Managing his freedom - this has been Garfia's great battlehorse, then and now, inside and outside of jail. Back when he enjoyed being "an eighties criminal," he did as he pleased: if he wanted a car, he 'took' a car; if he needed money, he robbed a bank; if he wanted to escape from jail, he planned it; if conditions in the can were bad, he led a mutiny...
"They never did manage to break me," he recalls with pride.
What repressive measures did not achieve, love did, no matter how stereotypical it may sound. The change inside that violent head, the 180-degree turn inside the mind of that cornered dog who bit people just in case, was caused by a love affair with a prison worker: a nurse who was the daughter of a Civil Guard officer. They spent 12 years together and were married in prison.
"I began to hold on to anything that came from the outside. I learned to love and to forgive," he says. He also studied art history as well as Spanish language and culture, and organized all sorts of workshops (carpentry, painting, theater, arts and crafts and even skating).
He also read every piece of printed matter that he could get his hands on, and wrote a short story and a book.
"I was obsessed with keeping my mind active," he says, the meal now over.
That was the beginning of his last escape, the longest and most patient one, for which he even devised a dynamic, a system, a method against adversity, a set of fixed rules to keep him on the road towards Juanjo and away from Garfia.

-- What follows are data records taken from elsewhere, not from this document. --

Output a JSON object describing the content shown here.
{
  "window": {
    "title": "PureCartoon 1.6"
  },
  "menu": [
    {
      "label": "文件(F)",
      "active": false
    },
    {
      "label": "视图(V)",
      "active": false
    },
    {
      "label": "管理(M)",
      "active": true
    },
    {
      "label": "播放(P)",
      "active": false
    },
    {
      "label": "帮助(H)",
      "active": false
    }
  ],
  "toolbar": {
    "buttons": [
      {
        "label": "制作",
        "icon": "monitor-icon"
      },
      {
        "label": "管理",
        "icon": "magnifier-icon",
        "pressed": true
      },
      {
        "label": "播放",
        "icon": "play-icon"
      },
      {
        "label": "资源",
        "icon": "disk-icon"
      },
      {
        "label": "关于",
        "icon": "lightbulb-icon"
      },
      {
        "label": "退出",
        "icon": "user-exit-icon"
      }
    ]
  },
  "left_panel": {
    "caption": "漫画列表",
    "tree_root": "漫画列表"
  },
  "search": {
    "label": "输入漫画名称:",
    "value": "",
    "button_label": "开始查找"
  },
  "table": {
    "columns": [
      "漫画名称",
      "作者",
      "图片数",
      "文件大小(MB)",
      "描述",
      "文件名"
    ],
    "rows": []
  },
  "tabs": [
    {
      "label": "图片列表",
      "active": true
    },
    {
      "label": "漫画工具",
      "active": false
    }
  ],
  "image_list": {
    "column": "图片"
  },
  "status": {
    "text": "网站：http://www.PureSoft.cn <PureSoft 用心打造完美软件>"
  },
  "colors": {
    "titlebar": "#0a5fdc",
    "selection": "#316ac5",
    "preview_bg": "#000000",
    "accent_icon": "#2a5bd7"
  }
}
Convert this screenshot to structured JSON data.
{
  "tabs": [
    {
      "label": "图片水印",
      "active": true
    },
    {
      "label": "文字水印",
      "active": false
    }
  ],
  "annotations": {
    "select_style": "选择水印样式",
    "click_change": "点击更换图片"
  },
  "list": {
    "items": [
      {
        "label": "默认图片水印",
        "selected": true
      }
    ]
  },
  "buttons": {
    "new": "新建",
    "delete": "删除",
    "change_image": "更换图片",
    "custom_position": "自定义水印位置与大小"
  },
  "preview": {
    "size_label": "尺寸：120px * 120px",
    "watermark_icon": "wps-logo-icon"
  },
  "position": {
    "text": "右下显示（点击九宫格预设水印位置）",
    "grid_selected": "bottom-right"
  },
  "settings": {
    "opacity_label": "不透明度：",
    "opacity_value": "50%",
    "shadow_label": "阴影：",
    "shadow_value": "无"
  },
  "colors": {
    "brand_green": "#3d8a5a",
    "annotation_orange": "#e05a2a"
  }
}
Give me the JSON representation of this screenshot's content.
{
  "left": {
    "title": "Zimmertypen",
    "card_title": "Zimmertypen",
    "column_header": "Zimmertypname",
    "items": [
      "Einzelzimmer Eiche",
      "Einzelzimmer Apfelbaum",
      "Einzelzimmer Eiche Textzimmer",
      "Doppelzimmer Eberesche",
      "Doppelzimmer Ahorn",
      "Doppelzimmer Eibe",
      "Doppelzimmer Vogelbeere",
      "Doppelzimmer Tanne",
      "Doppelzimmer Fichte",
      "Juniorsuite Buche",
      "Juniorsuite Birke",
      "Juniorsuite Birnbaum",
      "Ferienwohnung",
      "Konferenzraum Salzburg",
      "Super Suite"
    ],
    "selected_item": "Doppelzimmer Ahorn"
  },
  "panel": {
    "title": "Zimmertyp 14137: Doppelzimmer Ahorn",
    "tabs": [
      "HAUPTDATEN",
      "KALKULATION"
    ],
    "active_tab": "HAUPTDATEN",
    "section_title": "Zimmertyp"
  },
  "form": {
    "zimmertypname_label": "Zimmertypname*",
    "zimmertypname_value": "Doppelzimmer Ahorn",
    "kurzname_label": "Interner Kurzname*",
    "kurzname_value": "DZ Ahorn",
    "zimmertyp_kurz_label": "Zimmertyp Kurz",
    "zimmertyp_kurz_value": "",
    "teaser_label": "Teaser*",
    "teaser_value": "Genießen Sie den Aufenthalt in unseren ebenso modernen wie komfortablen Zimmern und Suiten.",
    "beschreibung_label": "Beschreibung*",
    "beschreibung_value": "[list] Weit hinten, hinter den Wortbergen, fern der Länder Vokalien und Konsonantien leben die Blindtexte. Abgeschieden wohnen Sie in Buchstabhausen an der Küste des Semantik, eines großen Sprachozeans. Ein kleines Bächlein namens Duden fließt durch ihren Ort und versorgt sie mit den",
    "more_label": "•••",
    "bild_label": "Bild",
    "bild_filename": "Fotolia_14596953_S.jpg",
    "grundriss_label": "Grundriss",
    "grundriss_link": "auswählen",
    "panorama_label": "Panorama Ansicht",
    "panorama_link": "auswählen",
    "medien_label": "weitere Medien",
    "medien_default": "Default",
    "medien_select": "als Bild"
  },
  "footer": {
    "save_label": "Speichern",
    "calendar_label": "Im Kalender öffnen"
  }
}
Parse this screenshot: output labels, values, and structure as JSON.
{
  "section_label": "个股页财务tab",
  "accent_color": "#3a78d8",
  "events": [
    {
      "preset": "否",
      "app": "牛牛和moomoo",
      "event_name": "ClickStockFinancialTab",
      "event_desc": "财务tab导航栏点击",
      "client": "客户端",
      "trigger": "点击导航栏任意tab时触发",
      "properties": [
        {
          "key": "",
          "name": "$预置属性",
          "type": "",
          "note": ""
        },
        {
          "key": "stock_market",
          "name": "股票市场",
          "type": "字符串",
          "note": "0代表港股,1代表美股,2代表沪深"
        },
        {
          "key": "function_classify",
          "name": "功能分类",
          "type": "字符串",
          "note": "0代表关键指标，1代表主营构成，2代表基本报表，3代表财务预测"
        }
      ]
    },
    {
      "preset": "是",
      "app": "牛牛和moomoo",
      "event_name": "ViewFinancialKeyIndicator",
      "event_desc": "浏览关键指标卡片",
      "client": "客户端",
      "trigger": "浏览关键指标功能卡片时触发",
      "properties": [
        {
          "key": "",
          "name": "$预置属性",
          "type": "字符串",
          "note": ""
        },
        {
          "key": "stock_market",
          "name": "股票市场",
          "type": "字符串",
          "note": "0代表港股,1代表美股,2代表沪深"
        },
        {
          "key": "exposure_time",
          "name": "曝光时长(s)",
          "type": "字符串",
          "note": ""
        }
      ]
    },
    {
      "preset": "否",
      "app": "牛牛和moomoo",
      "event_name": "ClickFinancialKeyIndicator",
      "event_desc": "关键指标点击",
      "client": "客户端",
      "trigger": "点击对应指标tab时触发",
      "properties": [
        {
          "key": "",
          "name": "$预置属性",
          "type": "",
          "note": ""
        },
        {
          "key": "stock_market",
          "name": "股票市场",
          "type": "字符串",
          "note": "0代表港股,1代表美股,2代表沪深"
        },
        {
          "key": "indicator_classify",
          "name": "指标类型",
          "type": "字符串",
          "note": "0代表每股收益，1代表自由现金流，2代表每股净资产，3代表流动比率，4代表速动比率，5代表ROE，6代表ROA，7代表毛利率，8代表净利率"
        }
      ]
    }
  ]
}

"Every time they transferred me to a new prison I had to start from scratch. As soon as I got there I asked for permission to attend whichever workshop they had, and tried to let the director take advantage of my cooperative attitude; I sought out the press and tried to trigger the photo op that would be good for all of us: the directors were interested in having people speak well of their management, and I wanted to create guarantees that would let me breathe inside the prison, so everyone came out a winner," he explains, rolling himself a cigarette.
And so the merciless criminal of the late 1980s - Garfia, the name that all the inmates screamed out from their cells when he was transferred to another prison - decided to use his "freedom" to create a different sort of prison brand for himself: that of the baddest reformed prisoner ever, of the recalcitrant inmate-turned-role model. And he worked on this image with the same persistence that he used to craft his former reputation.
The various steps of this last, elaborate flight from himself and from prison can be followed on the enormous murals he painted in all the penitentiaries he stopped at before getting released, and whose pictures he keeps in a heavy file on his computer.
In his transformation from Garfia into Juanjo, he did time in 37 separate jails. In some cells he had a printer, in others he lacked even a mattress until sundown.
"After that kind of mental and physical training, I believe there are few things that can ruffle me," he says. He remains slim and wiry, but his face bears the signs of thousands of days and nights between bars.
Now, Juanjo walks out of his house every morning, rucksack slung on his back, and makes his way to work. Not long ago, a local police officer who was in the area stopped him as he was headed for the subway and asked him for ID. When he also asked him whether he had a record, Juanjo smiled ironically and told him to call headquarters. Then, he says, the officer stared at his face and asked: "Are you THE Garfia?" Will you sign an autograph for me?"